Evaluating Statistical Interactions with Ketchup and Soy Sauce
Do you prefer ketchup or soy sauce?
If someone asked you this question, your answer would likely depend upon what you were eating. You probably wouldn't dunk your spicy tuna roll in ketchup. And most people (pregnant moms-to-be excluded) don't seem to fancy eating soy sauce with hot French fries.
A Common Error When Using ANOVA or DOE to Assess Factors
Modeling techniques such as ANOVA or Design of Experiments (DOE) can determine if factors of interest impact a process. For example, you may want to evaluate how various time and temperature settings affect product quality. Or you may want to determine what factors influence loan processing time, or customer satisfaction, or the bottom line.
So you collect data about your factors of interest, and now you're ready to do your analysis. This is where many people make the unfortunate mistake of looking only at each factor individually.
In addition to considering how each factor impacts your response variable, you also need to evaluate the interaction between those factors and determine if any of those are significant as well. And much like your preference for ketchup versus soy sauce depends upon what you’re eating, optimum settings for a given factor will depend upon the settings of another factor when an interaction is present.

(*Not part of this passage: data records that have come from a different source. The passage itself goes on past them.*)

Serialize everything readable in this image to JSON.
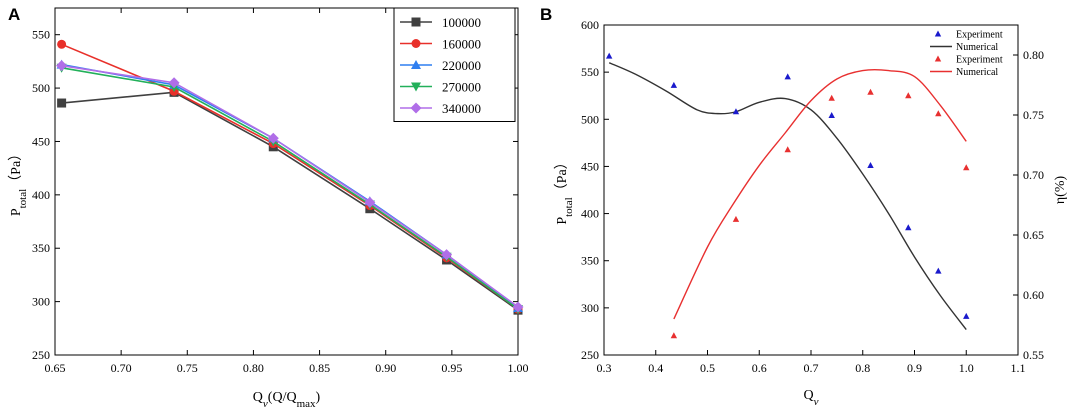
{
  "chart_data": [
    {
      "panel": "A",
      "type": "line",
      "xlabel_main": "Q",
      "xlabel_sub": "v",
      "xlabel_rest": "(Q/Q",
      "xlabel_sub2": "max",
      "xlabel_end": ")",
      "ylabel_main": "P",
      "ylabel_sub": "total",
      "ylabel_rest": "（Pa）",
      "xlim": [
        0.65,
        1.0
      ],
      "ylim": [
        250,
        575
      ],
      "xticks": [
        "0.65",
        "0.70",
        "0.75",
        "0.80",
        "0.85",
        "0.90",
        "0.95",
        "1.00"
      ],
      "yticks": [
        "250",
        "300",
        "350",
        "400",
        "450",
        "500",
        "550"
      ],
      "x": [
        0.655,
        0.74,
        0.815,
        0.888,
        0.946,
        1.0
      ],
      "series": [
        {
          "name": "100000",
          "color": "#404040",
          "marker": "square",
          "values": [
            486,
            496,
            445,
            387,
            339,
            292
          ]
        },
        {
          "name": "160000",
          "color": "#e8302a",
          "marker": "circle",
          "values": [
            541,
            497,
            448,
            390,
            341,
            293
          ]
        },
        {
          "name": "220000",
          "color": "#2f7ff0",
          "marker": "triangle",
          "values": [
            522,
            503,
            453,
            394,
            344,
            294
          ]
        },
        {
          "name": "270000",
          "color": "#22b05a",
          "marker": "tri-down",
          "values": [
            519,
            501,
            450,
            391,
            342,
            293
          ]
        },
        {
          "name": "340000",
          "color": "#b06ee8",
          "marker": "diamond",
          "values": [
            521,
            505,
            453,
            393,
            344,
            295
          ]
        }
      ]
    },
    {
      "panel": "B",
      "type": "scatter+line",
      "xlabel_main": "Q",
      "xlabel_sub": "v",
      "ylabel_main": "P",
      "ylabel_sub": "total",
      "ylabel_rest": "（Pa）",
      "y2label": "η(%)",
      "xlim": [
        0.3,
        1.1
      ],
      "ylim": [
        250,
        600
      ],
      "y2lim": [
        0.55,
        0.825
      ],
      "xticks": [
        "0.3",
        "0.4",
        "0.5",
        "0.6",
        "0.7",
        "0.8",
        "0.9",
        "1.0",
        "1.1"
      ],
      "yticks": [
        "250",
        "300",
        "350",
        "400",
        "450",
        "500",
        "550",
        "600"
      ],
      "y2ticks": [
        "0.55",
        "0.60",
        "0.65",
        "0.70",
        "0.75",
        "0.80"
      ],
      "legend": [
        {
          "label": "Experiment",
          "kind": "marker",
          "color": "#1a1acc"
        },
        {
          "label": "Numerical",
          "kind": "line",
          "color": "#333333"
        },
        {
          "label": "Experiment",
          "kind": "marker",
          "color": "#e83030"
        },
        {
          "label": "Numerical",
          "kind": "line",
          "color": "#e83030"
        }
      ],
      "pressure_experiment": {
        "color": "#1a1acc",
        "x": [
          0.31,
          0.435,
          0.555,
          0.655,
          0.74,
          0.815,
          0.888,
          0.946,
          1.0
        ],
        "y": [
          567,
          536,
          508,
          545,
          504,
          451,
          385,
          339,
          291
        ]
      },
      "pressure_numerical": {
        "color": "#333333",
        "x": [
          0.31,
          0.36,
          0.42,
          0.48,
          0.52,
          0.555,
          0.6,
          0.65,
          0.7,
          0.75,
          0.8,
          0.85,
          0.9,
          0.95,
          1.0
        ],
        "y": [
          560,
          548,
          530,
          510,
          506,
          508,
          518,
          522,
          510,
          480,
          442,
          400,
          354,
          313,
          277
        ]
      },
      "efficiency_experiment": {
        "color": "#e83030",
        "x": [
          0.435,
          0.555,
          0.655,
          0.74,
          0.815,
          0.888,
          0.946,
          1.0
        ],
        "y": [
          0.566,
          0.663,
          0.721,
          0.764,
          0.769,
          0.766,
          0.751,
          0.706
        ]
      },
      "efficiency_numerical": {
        "color": "#e83030",
        "x": [
          0.435,
          0.5,
          0.55,
          0.6,
          0.65,
          0.7,
          0.75,
          0.8,
          0.85,
          0.9,
          0.95,
          1.0
        ],
        "y": [
          0.58,
          0.64,
          0.676,
          0.708,
          0.735,
          0.762,
          0.78,
          0.787,
          0.787,
          0.782,
          0.758,
          0.728
        ]
      }
    }
  ]
}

How to Evaluate and Interpret an Interaction
Let’s use a weight loss example to illustrate how we can evaluate an interaction between factors. We're evaluating 2 different diets and 2 different exercise programs: one focused on cardio and one focused on weight training. We want to determine which result in greater weight loss. We randomly assign participants to either diet A or B and either the cardio or weight training regimen, and then record the amount of weight they’ve lost after 1 month.
Here is a snapshot of the data, which you can download here:
To evaluate the effect of multiple factors on a continuous response, we can use Stat > ANOVA > General Linear Model in Minitab Statistical Software, which yields the following results for our data:
We can see that the p-value for the Exercise*Diet interaction is 0.000. Because this p-value is so small, we can conclude that there is indeed a significant interaction between Exercise and Diet. So which diet is better? Our data suggest it’s like asking “ketchup or soy sauce?” The answer is, "It depends."

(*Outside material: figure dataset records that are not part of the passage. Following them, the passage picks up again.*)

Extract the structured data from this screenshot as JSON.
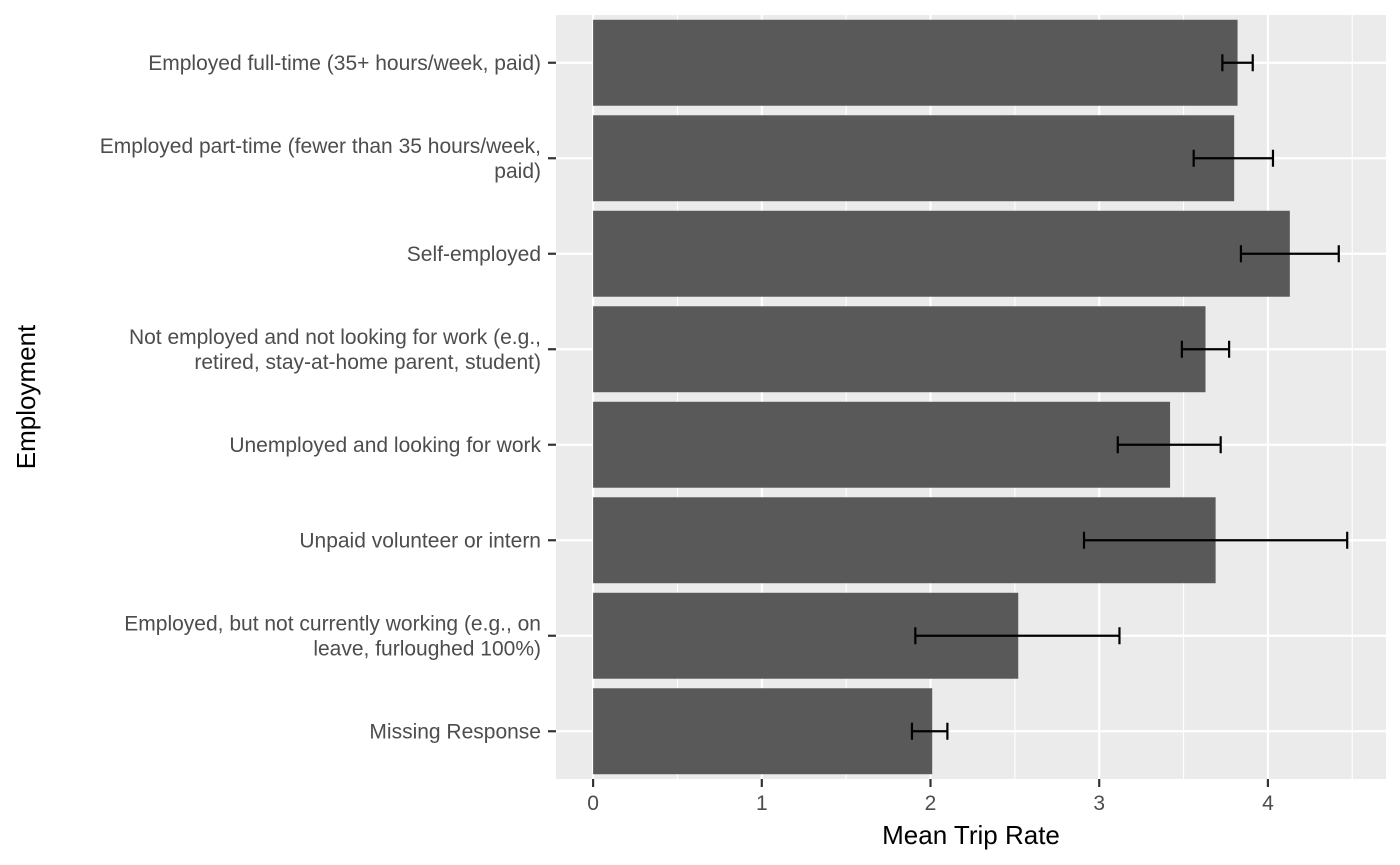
{
  "chart_data": {
    "type": "bar",
    "orientation": "horizontal",
    "xlabel": "Mean Trip Rate",
    "ylabel": "Employment",
    "xlim": [
      -0.22,
      4.7
    ],
    "x_ticks": [
      "0",
      "1",
      "2",
      "3",
      "4"
    ],
    "grid": true,
    "categories": [
      {
        "label": [
          "Employed full-time (35+ hours/week, paid)"
        ]
      },
      {
        "label": [
          "Employed part-time (fewer than 35 hours/week,",
          "paid)"
        ]
      },
      {
        "label": [
          "Self-employed"
        ]
      },
      {
        "label": [
          "Not employed and not looking for work (e.g.,",
          "retired, stay-at-home parent, student)"
        ]
      },
      {
        "label": [
          "Unemployed and looking for work"
        ]
      },
      {
        "label": [
          "Unpaid volunteer or intern"
        ]
      },
      {
        "label": [
          "Employed, but not currently working (e.g., on",
          "leave, furloughed 100%)"
        ]
      },
      {
        "label": [
          "Missing Response"
        ]
      }
    ],
    "values": [
      3.82,
      3.8,
      4.13,
      3.63,
      3.42,
      3.69,
      2.52,
      2.01
    ],
    "error_low": [
      3.73,
      3.56,
      3.84,
      3.49,
      3.11,
      2.91,
      1.91,
      1.89
    ],
    "error_high": [
      3.91,
      4.03,
      4.42,
      3.77,
      3.72,
      4.47,
      3.12,
      2.1
    ],
    "colors": {
      "bar": "#595959",
      "panel": "#ebebeb",
      "grid": "#ffffff",
      "errorbar": "#000000",
      "tick": "#333333"
    }
  }
}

Since the Exercise*Diet interaction is significant, let’s use an interaction plot to take a closer look:
For participants using the cardio program (shown in black), we can see that diet A is best and results in greater weight loss. However, if you’re following the weight training regimen (shown in red), then diet B is results in greater weight loss than A.

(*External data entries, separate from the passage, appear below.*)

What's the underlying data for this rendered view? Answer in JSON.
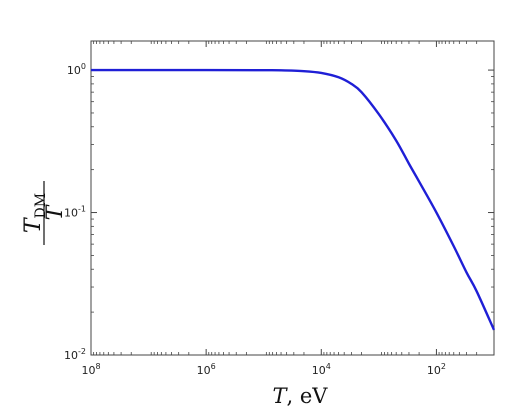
{
  "chart_data": {
    "type": "line",
    "xscale": "log",
    "yscale": "log",
    "x_reversed": true,
    "xlim": [
      100000000,
      10
    ],
    "ylim": [
      0.01,
      1.6
    ],
    "grid": false,
    "title": "",
    "xlabel": {
      "italic": "T",
      "rest": ", eV"
    },
    "ylabel": {
      "numerator_italic": "T",
      "numerator_sub": "DM",
      "denominator_italic": "T"
    },
    "x_ticks": [
      {
        "value": 100000000,
        "base": "10",
        "exp": "8"
      },
      {
        "value": 1000000,
        "base": "10",
        "exp": "6"
      },
      {
        "value": 10000,
        "base": "10",
        "exp": "4"
      },
      {
        "value": 100,
        "base": "10",
        "exp": "2"
      }
    ],
    "y_ticks": [
      {
        "value": 1,
        "base": "10",
        "exp": "0"
      },
      {
        "value": 0.1,
        "base": "10",
        "exp": "-1"
      },
      {
        "value": 0.01,
        "base": "10",
        "exp": "-2"
      }
    ],
    "series": [
      {
        "color": "#1f1fd6",
        "points": [
          {
            "x": 100000000,
            "y": 1.0
          },
          {
            "x": 1000000,
            "y": 1.0
          },
          {
            "x": 100000,
            "y": 0.998
          },
          {
            "x": 50000,
            "y": 0.996
          },
          {
            "x": 20000,
            "y": 0.983
          },
          {
            "x": 10000,
            "y": 0.955
          },
          {
            "x": 5000,
            "y": 0.89
          },
          {
            "x": 3000,
            "y": 0.8
          },
          {
            "x": 2000,
            "y": 0.7
          },
          {
            "x": 1000,
            "y": 0.49
          },
          {
            "x": 500,
            "y": 0.32
          },
          {
            "x": 300,
            "y": 0.22
          },
          {
            "x": 200,
            "y": 0.165
          },
          {
            "x": 100,
            "y": 0.1
          },
          {
            "x": 50,
            "y": 0.058
          },
          {
            "x": 30,
            "y": 0.038
          },
          {
            "x": 20,
            "y": 0.028
          },
          {
            "x": 10,
            "y": 0.015
          }
        ]
      }
    ]
  }
}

The Danger of Ignoring Interactions Among Factors
Suppose this interaction wasn't on our radar, and we instead focused only on the individual main effects and their impact on weight loss:
Based on this plot, we would incorrectly conclude that diet A is better than B. As we saw from the interaction plot, that is only true IF we’re looking at the cardio group.
Clearly, we always need to evaluate interactions when analyzing multiple factors. If you don't, you run the risk of drawing incorrect conclusions...and you might just get ketchup with your sushi roll.
[Note: The data used here was for example purposes only and was not based on a real study.]